莊先生自然是明白這位老掌櫃想要說什麼,笑著擺手打斷了他的話,然後起身踱步,慢悠悠的說道:
“你我二人,遠遁至此,能苟活至今,已經殊為不易了,五靈宗裡的確有幾人待我不薄,不過既然咱們託身於此就不該壞了他們的規矩,老夫非是五靈宗的人,便不能將五靈弟子收入門下……”
“那……”老掌櫃古怪的看了莊先生一眼“那先生為何還將自己的隨身玉佩給了那個孩子?那可是極為重要的物件,這豈不是……”
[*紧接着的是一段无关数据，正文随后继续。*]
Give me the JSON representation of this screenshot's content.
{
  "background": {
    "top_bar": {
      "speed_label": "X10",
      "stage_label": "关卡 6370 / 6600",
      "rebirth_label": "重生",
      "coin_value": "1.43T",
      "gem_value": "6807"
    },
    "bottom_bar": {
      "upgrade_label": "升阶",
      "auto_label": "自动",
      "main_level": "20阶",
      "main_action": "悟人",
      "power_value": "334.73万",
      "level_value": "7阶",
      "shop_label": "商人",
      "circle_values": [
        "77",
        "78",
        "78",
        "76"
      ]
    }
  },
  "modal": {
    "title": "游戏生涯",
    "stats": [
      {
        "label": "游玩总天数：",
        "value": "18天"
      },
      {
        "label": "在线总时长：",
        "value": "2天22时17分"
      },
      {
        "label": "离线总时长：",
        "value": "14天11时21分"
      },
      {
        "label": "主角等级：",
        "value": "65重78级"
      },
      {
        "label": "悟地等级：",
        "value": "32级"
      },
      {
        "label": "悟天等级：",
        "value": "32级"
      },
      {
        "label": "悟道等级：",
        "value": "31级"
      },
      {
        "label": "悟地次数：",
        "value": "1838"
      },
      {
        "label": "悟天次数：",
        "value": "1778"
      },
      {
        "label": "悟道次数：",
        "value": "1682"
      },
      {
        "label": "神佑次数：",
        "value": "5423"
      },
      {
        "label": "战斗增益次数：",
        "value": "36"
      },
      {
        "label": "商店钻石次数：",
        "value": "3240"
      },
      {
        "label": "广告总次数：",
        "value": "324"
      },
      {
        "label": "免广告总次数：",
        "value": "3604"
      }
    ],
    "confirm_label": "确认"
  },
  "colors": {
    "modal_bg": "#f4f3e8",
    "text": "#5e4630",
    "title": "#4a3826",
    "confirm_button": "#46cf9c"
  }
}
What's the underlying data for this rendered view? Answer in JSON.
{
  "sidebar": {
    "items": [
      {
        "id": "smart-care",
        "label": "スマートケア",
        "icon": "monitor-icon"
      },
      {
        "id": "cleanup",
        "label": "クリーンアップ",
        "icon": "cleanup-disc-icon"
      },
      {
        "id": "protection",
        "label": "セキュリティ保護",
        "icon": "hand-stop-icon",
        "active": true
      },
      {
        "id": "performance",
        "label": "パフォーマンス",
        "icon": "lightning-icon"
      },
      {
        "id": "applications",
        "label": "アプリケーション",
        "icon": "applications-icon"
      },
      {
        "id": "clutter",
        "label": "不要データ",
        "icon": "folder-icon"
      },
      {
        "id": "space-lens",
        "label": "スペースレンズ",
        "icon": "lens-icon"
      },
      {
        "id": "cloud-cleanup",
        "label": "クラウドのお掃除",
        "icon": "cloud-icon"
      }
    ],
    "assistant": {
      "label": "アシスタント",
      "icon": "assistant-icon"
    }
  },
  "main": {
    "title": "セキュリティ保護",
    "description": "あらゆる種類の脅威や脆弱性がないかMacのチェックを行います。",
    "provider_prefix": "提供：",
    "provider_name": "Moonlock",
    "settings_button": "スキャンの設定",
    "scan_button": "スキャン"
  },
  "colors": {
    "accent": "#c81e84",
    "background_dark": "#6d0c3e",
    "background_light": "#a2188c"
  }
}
“聽我說完,”莊先生笑道“雖然表面上不能將那錢潮收為弟子,但是這卻不妨礙那孩子將我的一身學業傳承下去……甚至是發揚光大,你打聽過他的事情,也該知道背後是老墨(玉壺山墨祖)在動手腳,在他們五靈宗內已經不可能再有人會將錢潮收為弟子,就算我與錢潮不能有師徒之名,但他實際上只會師從於我,這……又有什麼不同呢?”
老掌櫃點點頭,就聽莊先生繼續說下去。
“至於那面玉佩嘛,實話實說,老夫還能在這世上多久?這身後之事也總該提前做個準備,”說道這裡時,莊先生側目看了看自己書案旁邊的那幅畫,感傷起來“既然活著回不去,死了若能埋骨故里,也算無憾了。”
老掌櫃聽了這話,臉上一片黯然之色。
“嗯,老夫是沒有機會了,但是,說不定你還是能回去的,而且就著落在那個孩子的身上。”
“哦?”聞聽此言,老掌櫃有些驚奇的看向莊先生。
“老夫故去之前,會留下一封信,向錢潮講明老夫的來歷,也向他託付幾件事,想來依著那孩子的聰慧,待他修為有成之時,必然能夠完成老夫所託,你便也可以回去了,跟著我受了這一世的苦,總不能再像我一樣死在外面,唉,到時候也只有他,才能拿著那面玉佩去完成老夫的心願……”
老掌櫃點頭。
“還有,嗯,下一次那孩子過來的時候估計那老墨也會在這裡,他暗中的一番佈置,將這孩子送到我的面前,但實際上對這孩子恐怕還沒有我瞭解的多,今天這孩子說的那些不管他知不知道,但被一個煉氣的孩子看出來五靈宗的禍事,想來他必會對這錢潮更感興趣的。”